Kadji DEFOSSO au four et au moulin
Pour la circonstance, on n'a pas lésiné sur les moyens, des plus orthodoxes aux plus louches, pour faire foule. Une portion de la richesse et de l'aura de Kadji a permis de mobiliser les " Bana " de Yaoundé, Douala, Bafoussam, Bafang ; les femmes Bana de Nkongsamba reconnaissables par leur pagne plutôt suspect en ces lieux sont sortis nombreuses ; un ami de Dschang lui a prêté pour cette journée des militants et autres employés de la CAPLAME auxquels se sont ajoutés ceux de l'UCB ainsi que des jeunes élèves en week-end.

Sur place au village, le chef avait ventilé l'information selon laquelle il recevait toutes les populations à la chefferie le samedi. C'est donc légitimement que de nombreux citoyens se retrouvée là, sans savoir ce qu'ils venaient faire.

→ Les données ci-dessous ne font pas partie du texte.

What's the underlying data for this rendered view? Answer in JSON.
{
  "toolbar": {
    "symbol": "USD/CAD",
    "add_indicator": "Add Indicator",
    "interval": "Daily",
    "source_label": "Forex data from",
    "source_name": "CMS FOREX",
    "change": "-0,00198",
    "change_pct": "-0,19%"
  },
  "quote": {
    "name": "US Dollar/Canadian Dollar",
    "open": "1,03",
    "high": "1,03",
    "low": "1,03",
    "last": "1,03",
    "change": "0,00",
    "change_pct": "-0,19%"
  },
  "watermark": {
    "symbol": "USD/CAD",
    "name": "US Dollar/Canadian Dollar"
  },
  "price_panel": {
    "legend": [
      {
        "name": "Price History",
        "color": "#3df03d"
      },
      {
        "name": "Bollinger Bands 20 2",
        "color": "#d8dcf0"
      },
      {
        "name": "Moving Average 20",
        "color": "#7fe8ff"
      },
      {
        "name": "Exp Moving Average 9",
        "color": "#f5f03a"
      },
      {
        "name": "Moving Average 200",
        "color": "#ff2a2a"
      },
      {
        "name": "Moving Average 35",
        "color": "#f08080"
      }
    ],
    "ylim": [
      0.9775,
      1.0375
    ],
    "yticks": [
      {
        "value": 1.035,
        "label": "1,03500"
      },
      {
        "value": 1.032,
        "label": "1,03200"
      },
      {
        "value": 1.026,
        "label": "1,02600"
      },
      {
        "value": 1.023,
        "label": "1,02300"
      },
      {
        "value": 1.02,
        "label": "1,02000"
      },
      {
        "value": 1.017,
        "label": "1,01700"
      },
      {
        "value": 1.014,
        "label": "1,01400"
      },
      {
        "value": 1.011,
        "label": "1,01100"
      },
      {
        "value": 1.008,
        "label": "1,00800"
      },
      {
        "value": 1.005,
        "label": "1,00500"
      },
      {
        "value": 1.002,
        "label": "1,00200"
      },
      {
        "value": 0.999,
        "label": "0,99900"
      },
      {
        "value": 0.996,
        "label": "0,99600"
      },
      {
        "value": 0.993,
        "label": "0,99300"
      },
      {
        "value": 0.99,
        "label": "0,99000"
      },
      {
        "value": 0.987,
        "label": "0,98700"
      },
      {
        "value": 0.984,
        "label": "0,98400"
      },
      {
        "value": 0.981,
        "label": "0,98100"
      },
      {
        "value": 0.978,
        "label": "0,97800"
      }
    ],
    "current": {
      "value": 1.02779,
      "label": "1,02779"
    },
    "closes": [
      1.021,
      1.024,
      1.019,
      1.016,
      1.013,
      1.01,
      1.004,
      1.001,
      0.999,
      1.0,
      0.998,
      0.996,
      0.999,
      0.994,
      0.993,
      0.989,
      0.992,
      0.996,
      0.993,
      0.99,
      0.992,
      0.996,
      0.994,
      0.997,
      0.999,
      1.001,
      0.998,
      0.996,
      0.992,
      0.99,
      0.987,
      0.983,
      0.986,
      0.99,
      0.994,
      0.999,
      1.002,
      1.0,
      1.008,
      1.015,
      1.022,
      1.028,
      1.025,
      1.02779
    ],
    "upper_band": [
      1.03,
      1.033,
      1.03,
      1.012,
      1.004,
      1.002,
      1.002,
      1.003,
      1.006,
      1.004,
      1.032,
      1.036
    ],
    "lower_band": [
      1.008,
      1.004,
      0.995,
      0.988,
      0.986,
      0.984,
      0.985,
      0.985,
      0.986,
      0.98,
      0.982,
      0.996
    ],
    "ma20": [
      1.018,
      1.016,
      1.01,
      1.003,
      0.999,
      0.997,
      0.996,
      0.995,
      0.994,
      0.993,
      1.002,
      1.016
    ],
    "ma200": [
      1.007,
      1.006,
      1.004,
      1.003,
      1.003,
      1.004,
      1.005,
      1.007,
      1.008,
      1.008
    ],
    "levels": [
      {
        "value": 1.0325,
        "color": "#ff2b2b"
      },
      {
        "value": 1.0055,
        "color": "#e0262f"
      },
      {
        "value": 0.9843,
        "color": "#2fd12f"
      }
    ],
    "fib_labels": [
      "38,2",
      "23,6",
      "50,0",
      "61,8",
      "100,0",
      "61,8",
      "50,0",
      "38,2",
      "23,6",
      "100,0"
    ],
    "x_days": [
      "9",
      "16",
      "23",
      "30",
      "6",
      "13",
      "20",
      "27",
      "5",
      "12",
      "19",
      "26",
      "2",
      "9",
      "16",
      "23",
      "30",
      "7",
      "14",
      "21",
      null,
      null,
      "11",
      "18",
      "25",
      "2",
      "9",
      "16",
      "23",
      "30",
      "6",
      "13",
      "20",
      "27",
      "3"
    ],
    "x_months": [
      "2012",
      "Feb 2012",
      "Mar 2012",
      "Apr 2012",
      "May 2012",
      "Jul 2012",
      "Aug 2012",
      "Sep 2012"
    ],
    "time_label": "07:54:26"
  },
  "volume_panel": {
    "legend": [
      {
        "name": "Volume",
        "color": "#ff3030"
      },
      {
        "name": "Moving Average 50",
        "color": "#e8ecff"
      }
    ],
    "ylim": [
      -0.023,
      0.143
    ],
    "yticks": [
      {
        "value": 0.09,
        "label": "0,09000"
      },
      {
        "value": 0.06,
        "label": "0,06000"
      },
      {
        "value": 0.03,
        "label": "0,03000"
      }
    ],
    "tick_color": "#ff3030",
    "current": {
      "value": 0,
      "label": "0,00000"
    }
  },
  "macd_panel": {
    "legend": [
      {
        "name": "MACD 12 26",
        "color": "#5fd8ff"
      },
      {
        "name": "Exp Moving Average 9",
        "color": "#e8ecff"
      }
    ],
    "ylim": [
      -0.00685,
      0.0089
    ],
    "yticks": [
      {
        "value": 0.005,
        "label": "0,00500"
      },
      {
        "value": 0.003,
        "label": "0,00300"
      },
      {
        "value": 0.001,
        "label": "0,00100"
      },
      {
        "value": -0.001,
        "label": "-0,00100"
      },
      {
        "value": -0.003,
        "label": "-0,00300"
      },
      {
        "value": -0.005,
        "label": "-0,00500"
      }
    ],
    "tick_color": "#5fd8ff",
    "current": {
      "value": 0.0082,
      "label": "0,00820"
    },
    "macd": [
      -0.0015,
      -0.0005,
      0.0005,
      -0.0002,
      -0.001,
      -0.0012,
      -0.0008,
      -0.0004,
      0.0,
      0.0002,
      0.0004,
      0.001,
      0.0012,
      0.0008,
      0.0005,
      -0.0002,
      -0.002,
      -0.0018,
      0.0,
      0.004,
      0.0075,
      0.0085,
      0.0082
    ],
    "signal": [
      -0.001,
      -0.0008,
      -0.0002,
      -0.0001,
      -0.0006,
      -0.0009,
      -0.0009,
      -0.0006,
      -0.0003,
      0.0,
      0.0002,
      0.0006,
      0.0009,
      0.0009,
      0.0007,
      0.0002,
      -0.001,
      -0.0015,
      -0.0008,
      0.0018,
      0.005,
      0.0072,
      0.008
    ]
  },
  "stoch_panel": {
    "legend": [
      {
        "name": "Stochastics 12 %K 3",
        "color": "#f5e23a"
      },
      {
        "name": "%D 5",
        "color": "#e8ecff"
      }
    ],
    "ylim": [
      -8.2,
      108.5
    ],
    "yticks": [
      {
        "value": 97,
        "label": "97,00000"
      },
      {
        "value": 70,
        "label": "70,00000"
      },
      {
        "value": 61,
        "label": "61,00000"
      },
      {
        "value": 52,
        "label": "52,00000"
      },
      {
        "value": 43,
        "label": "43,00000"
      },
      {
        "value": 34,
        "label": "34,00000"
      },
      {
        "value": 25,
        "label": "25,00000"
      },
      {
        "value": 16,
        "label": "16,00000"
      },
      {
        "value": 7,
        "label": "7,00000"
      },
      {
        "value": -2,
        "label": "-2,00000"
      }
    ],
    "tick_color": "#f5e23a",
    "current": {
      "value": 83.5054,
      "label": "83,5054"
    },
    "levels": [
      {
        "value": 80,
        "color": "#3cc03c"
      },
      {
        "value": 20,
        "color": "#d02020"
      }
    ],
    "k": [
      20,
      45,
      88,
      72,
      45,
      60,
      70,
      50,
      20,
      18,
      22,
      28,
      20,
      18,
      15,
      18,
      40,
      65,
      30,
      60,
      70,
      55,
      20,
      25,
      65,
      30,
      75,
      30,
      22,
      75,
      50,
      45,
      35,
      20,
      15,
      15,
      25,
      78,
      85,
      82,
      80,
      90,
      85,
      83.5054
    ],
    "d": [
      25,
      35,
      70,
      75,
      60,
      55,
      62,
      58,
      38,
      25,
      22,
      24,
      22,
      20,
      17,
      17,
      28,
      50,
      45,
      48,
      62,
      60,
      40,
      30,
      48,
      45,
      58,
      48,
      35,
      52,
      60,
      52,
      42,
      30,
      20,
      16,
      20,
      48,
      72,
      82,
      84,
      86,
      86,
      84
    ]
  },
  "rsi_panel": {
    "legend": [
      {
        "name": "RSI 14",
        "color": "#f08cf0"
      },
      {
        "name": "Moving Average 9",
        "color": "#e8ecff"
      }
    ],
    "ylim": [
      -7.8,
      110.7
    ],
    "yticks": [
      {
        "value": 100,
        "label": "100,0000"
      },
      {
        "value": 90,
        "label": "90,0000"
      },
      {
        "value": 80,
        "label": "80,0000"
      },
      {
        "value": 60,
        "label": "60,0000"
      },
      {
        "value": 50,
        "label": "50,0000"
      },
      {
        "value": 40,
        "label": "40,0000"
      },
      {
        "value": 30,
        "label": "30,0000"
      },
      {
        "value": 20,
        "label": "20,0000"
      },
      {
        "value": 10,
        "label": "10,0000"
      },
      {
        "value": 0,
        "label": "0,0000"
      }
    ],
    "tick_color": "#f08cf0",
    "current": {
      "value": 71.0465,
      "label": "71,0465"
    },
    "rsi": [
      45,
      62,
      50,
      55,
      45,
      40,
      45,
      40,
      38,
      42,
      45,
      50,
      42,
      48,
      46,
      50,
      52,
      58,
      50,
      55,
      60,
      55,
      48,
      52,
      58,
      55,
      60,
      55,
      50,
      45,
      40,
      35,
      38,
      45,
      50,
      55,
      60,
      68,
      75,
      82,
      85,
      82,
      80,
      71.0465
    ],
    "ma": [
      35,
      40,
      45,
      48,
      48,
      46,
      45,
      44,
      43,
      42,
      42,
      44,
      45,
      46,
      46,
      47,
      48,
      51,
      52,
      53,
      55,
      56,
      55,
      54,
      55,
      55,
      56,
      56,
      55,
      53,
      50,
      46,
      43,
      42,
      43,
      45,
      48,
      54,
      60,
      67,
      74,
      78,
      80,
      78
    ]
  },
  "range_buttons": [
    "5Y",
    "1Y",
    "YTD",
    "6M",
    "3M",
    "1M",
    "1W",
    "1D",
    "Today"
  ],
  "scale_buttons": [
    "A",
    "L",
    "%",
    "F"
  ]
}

Ce n'est que progressivement qu'ils comprendront qu'ils venaient à un meeting dont l'objet était... la validation des listes des membres du parti à Bana. Où l'on a vu que la honte ne tue pas, même le Bamiléké chez qui on trouve qu'elle est un instrument d'éducation. Non seulement les organisateurs ont demandé aux " militants " de s'aligner par sous-section (on n'ignore le nombre) pour être comptés mais encore on a régulièrement vu plusieurs doigts se lever à la lecture d'un seul nom, sans que cela n'émeuve personne. Parce que c'était les noms des personnes fictives. Mais le curieux est attiré par des petits pancartes qui essaiment dans la cour. ce sont les lieux de recrutement, par sous section. Quel que soit votre âge, votre profession, le casier judiciaire, connu ou inconnu, vous donnez le nom, on l'enregistre, vous établit une carte et vous allez répondre à l'appel, en attendant de trouver le chemin de la caisse. On apprendra plus tard que les noms et prénoms enregistrés ainsi que les numéros de cartes d'identités seront portés sur les listes électorales et ces " mercenaires " viendront voter lors des prochaines échéances électorales.

Devant ce qui ressemblait à un rite dangereux, les dieux se sont même fâchés. Car une forte pluie est tombée et a disloqué la foule. Preuve du génie d'un peuple, les mamans ont alors coupé toutes les feuilles de macabo d'un champ pour se couvrir. Sous la pluie battante elles ne manquaient pas d'ironie : " c'est ce que le père Kadji nous a appelées pour nous distribuer ". Dans la soirée, on a aperçu trois cars devant le portail du père Kadji. Les " vandales de Mbouda " faisaient du bruit parce qu'ils n'avaient pas reçu l'argent promis avant leur embarquement. On apprendra qu'après d'âpres discutions, le père de King Beer a promis de leur envoyer le pactole, en attendant que le chef de la délégation lui envoie par fax la liste des membres. On savait les Bana orgueilleux et fiers d'eux-mêmes mais on ne sait pas où (et pourquoi) Kadji et Cie veulent mener ce peuple au sein duquel il n'y a pas que des moutons.